Paul Krugman does not disguise his aggressive approach to public life. The Princeton professor’s personal website carries this warning for readers: “With any luck, you will find many of these pieces extremely annoying. My belief is that if a column does not greatly upset a substantial number of people, the author has wasted the space.”

It is a dictum he has followed closely, even if to his cost. It is thought that he missed out on a senior role in the Clinton administration by giving too direct an answer about whether the president could balance the budget and afford healthcare reform. It was a resounding “no”.

“You have to be very good at people skills, biting your tongue when people say silly things,” Krugman said later.

He did serve on the White House Council of Economic Advisers during the Reagan administration. He has had more than 20 books published, and his hero is the British economist John Maynard Keynes.

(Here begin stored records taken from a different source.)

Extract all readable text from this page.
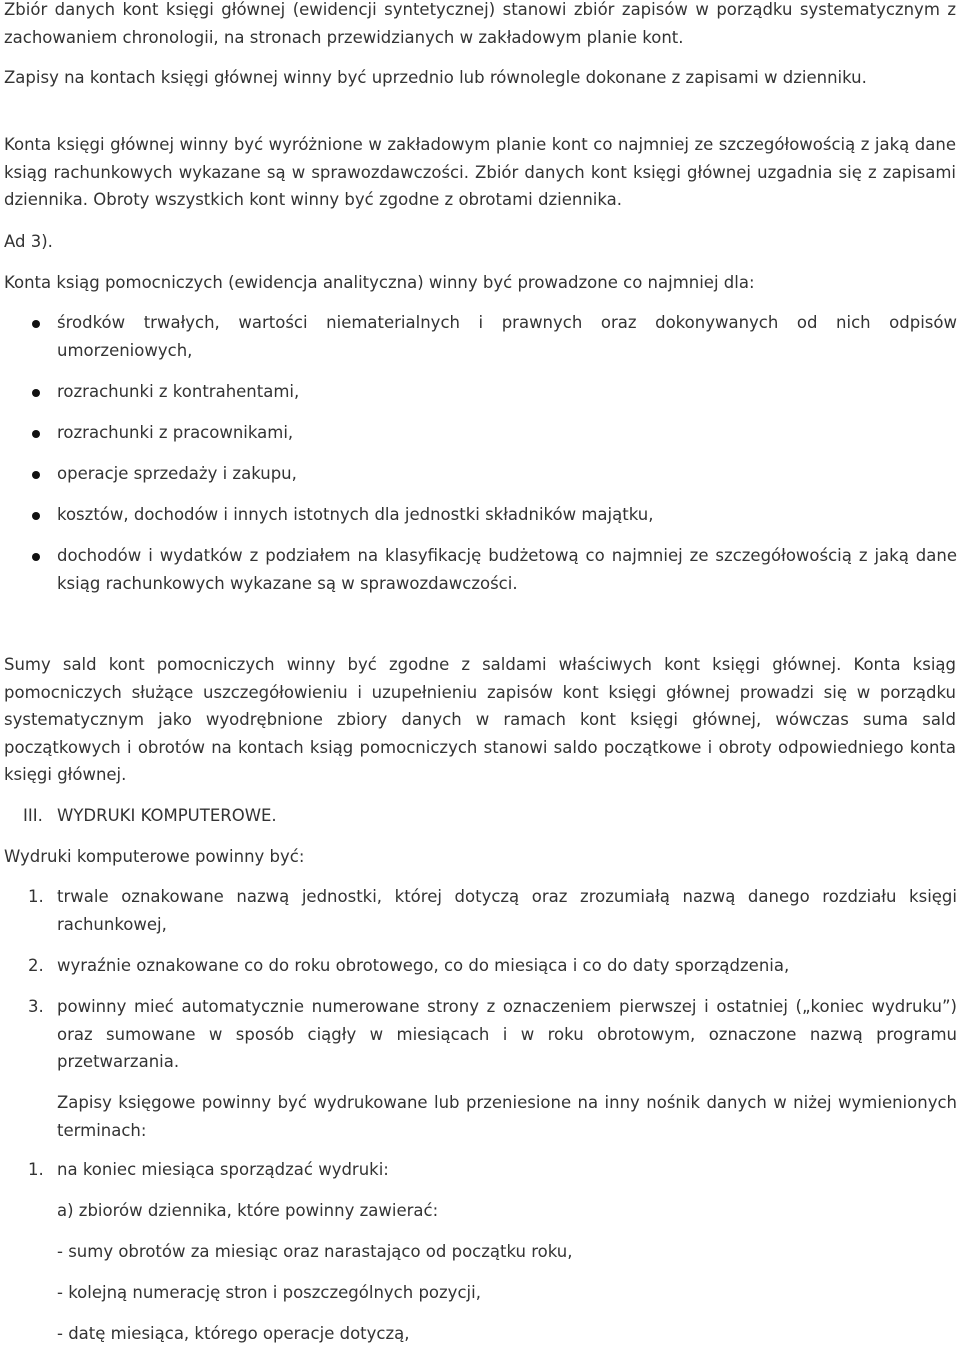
Zbiór danych kont księgi głównej (ewidencji syntetycznej) stanowi zbiór zapisów w porządku systematycznym z zachowaniem chronologii, na stronach przewidzianych w zakładowym planie kont.

Zapisy na kontach księgi głównej winny być uprzednio lub równolegle dokonane z zapisami w dzienniku.

Konta księgi głównej winny być wyróżnione w zakładowym planie kont co najmniej ze szczegółowością z jaką dane ksiąg rachunkowych wykazane są w sprawozdawczości. Zbiór danych kont księgi głównej uzgadnia się z zapisami dziennika. Obroty wszystkich kont winny być zgodne z obrotami dziennika.

Ad 3).

Konta ksiąg pomocniczych (ewidencja analityczna) winny być prowadzone co najmniej dla:

środków trwałych, wartości niematerialnych i prawnych oraz dokonywanych od nich odpisów umorzeniowych,
rozrachunki z kontrahentami,
rozrachunki z pracownikami,
operacje sprzedaży i zakupu,
kosztów, dochodów i innych istotnych dla jednostki składników majątku,
dochodów i wydatków z podziałem na klasyfikację budżetową co najmniej ze szczegółowością z jaką dane ksiąg rachunkowych wykazane są w sprawozdawczości.

Sumy sald kont pomocniczych winny być zgodne z saldami właściwych kont księgi głównej. Konta ksiąg pomocniczych służące uszczegółowieniu i uzupełnieniu zapisów kont księgi głównej prowadzi się w porządku systematycznym jako wyodrębnione zbiory danych w ramach kont księgi głównej, wówczas suma sald początkowych i obrotów na kontach ksiąg pomocniczych stanowi saldo początkowe i obroty odpowiedniego konta księgi głównej.

III. WYDRUKI KOMPUTEROWE.

Wydruki komputerowe powinny być:

1. trwale oznakowane nazwą jednostki, której dotyczą oraz zrozumiałą nazwą danego rozdziału księgi rachunkowej,
2. wyraźnie oznakowane co do roku obrotowego, co do miesiąca i co do daty sporządzenia,
3. powinny mieć automatycznie numerowane strony z oznaczeniem pierwszej i ostatniej („koniec wydruku”) oraz sumowane w sposób ciągły w miesiącach i w roku obrotowym, oznaczone nazwą programu przetwarzania.
Zapisy księgowe powinny być wydrukowane lub przeniesione na inny nośnik danych w niżej wymienionych terminach:
1. na koniec miesiąca sporządzać wydruki:
a) zbiorów dziennika, które powinny zawierać:
- sumy obrotów za miesiąc oraz narastająco od początku roku,
- kolejną numerację stron i poszczególnych pozycji,
- datę miesiąca, którego operacje dotyczą,
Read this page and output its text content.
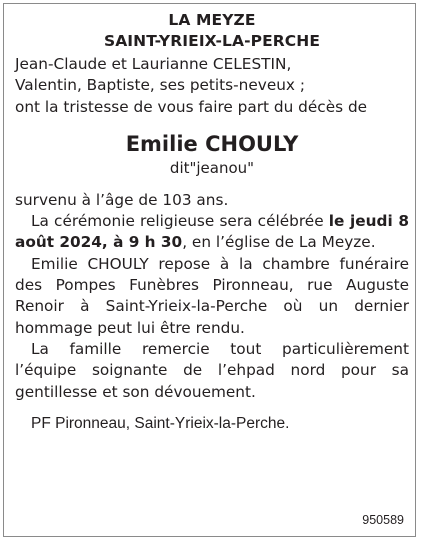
LA MEYZE
SAINT-YRIEIX-LA-PERCHE
Jean-Claude et Laurianne CELESTIN,
Valentin, Baptiste, ses petits-neveux ;
ont la tristesse de vous faire part du décès de
Emilie CHOULY
dit"jeanou"
survenu à l’âge de 103 ans.

La cérémonie religieuse sera célébrée le jeudi 8 août 2024, à 9 h 30, en l’église de La Meyze.

Emilie CHOULY repose à la chambre funéraire des Pompes Funèbres Pironneau, rue Auguste Renoir à Saint-Yrieix-la-Perche où un dernier hommage peut lui être rendu.

La famille remercie tout particulièrement l’équipe soignante de l’ehpad nord pour sa gentillesse et son dévouement.

PF Pironneau, Saint-Yrieix-la-Perche.
950589
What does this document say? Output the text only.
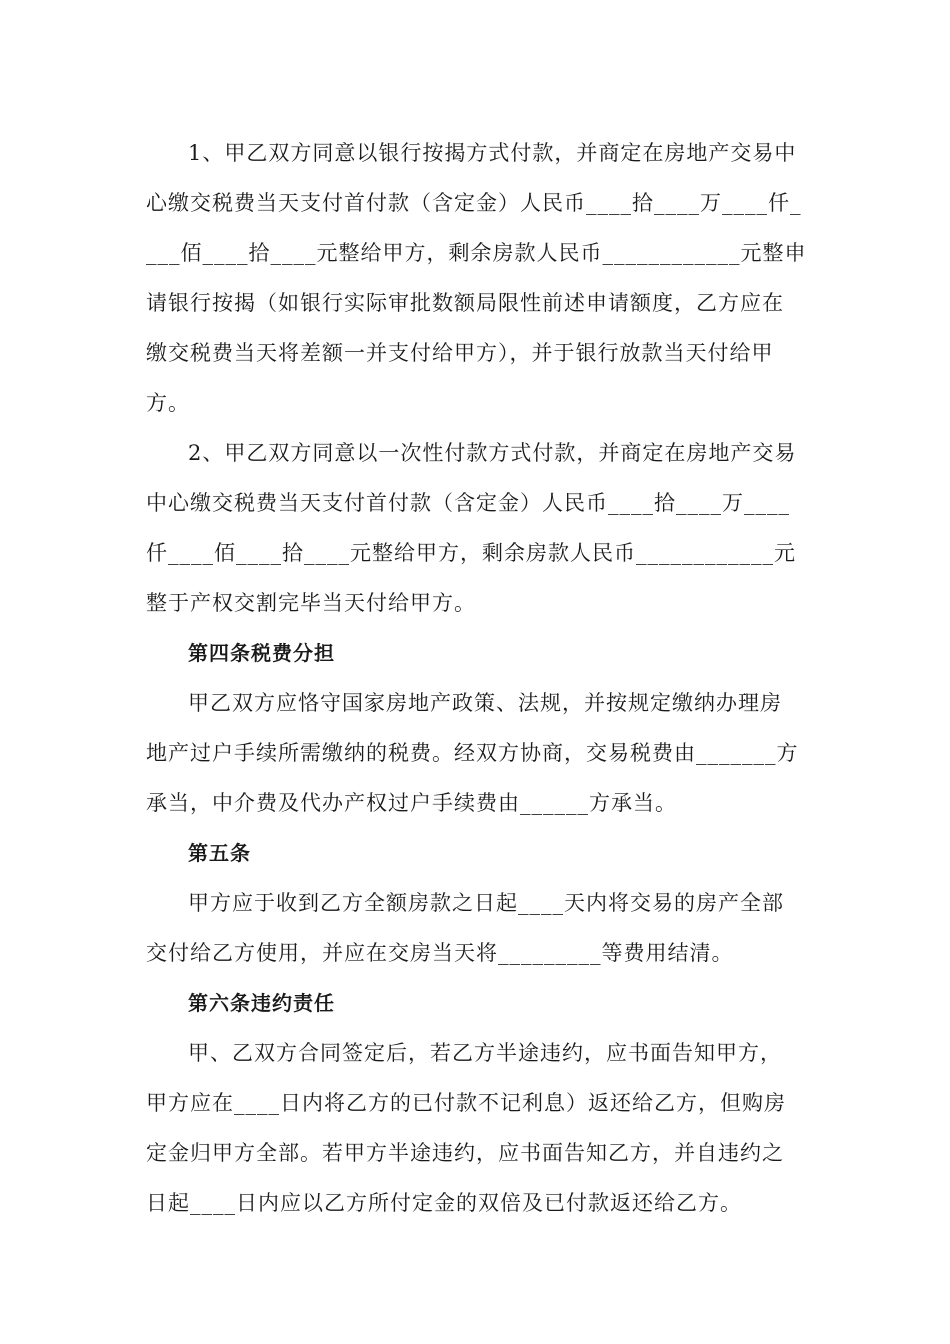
1、甲乙双方同意以银行按揭方式付款，并商定在房地产交易中
心缴交税费当天支付首付款（含定金）人民币____拾____万____仟_
___佰____拾____元整给甲方，剩余房款人民币____________元整申
请银行按揭（如银行实际审批数额局限性前述申请额度，乙方应在
缴交税费当天将差额一并支付给甲方），并于银行放款当天付给甲
方。
2、甲乙双方同意以一次性付款方式付款，并商定在房地产交易
中心缴交税费当天支付首付款（含定金）人民币____拾____万____
仟____佰____拾____元整给甲方，剩余房款人民币____________元
整于产权交割完毕当天付给甲方。
第四条税费分担
甲乙双方应恪守国家房地产政策、法规，并按规定缴纳办理房
地产过户手续所需缴纳的税费。经双方协商，交易税费由_______方
承当，中介费及代办产权过户手续费由______方承当。
第五条
甲方应于收到乙方全额房款之日起____天内将交易的房产全部
交付给乙方使用，并应在交房当天将_________等费用结清。
第六条违约责任
甲、乙双方合同签定后，若乙方半途违约，应书面告知甲方，
甲方应在____日内将乙方的已付款不记利息）返还给乙方，但购房
定金归甲方全部。若甲方半途违约，应书面告知乙方，并自违约之
日起____日内应以乙方所付定金的双倍及已付款返还给乙方。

The collapse of the American banking system allowed Krugman to say that advocates of laissez-faire capitalism had got it wrong. “We’re all socialists now,” he said, calling for the government to “seize the commanding heights of the economy”.

Niall Ferguson has taken a similarly rugged approach to academia and public life, never afraid of a contrary approach. This runs through many of his general works — he argued that the British Empire was not a bad thing and that a de facto American-led empire could do even more good works.

The same approach runs through his economic histories. In his best known book, The Ascent of Money, he examined how good banking and financial systems eclipsed poor ones.

Unlike Krugman, he has been sceptical about the effectiveness of government programmes to fix the economic crisis. “My worry is that we end up with an over-reaction,” he said. “All this zeal for regulation actually grows out of a very faulty analysis. If deregulation were such a big problem, why was it that the most regulated entities, banks, caused the biggest trouble?”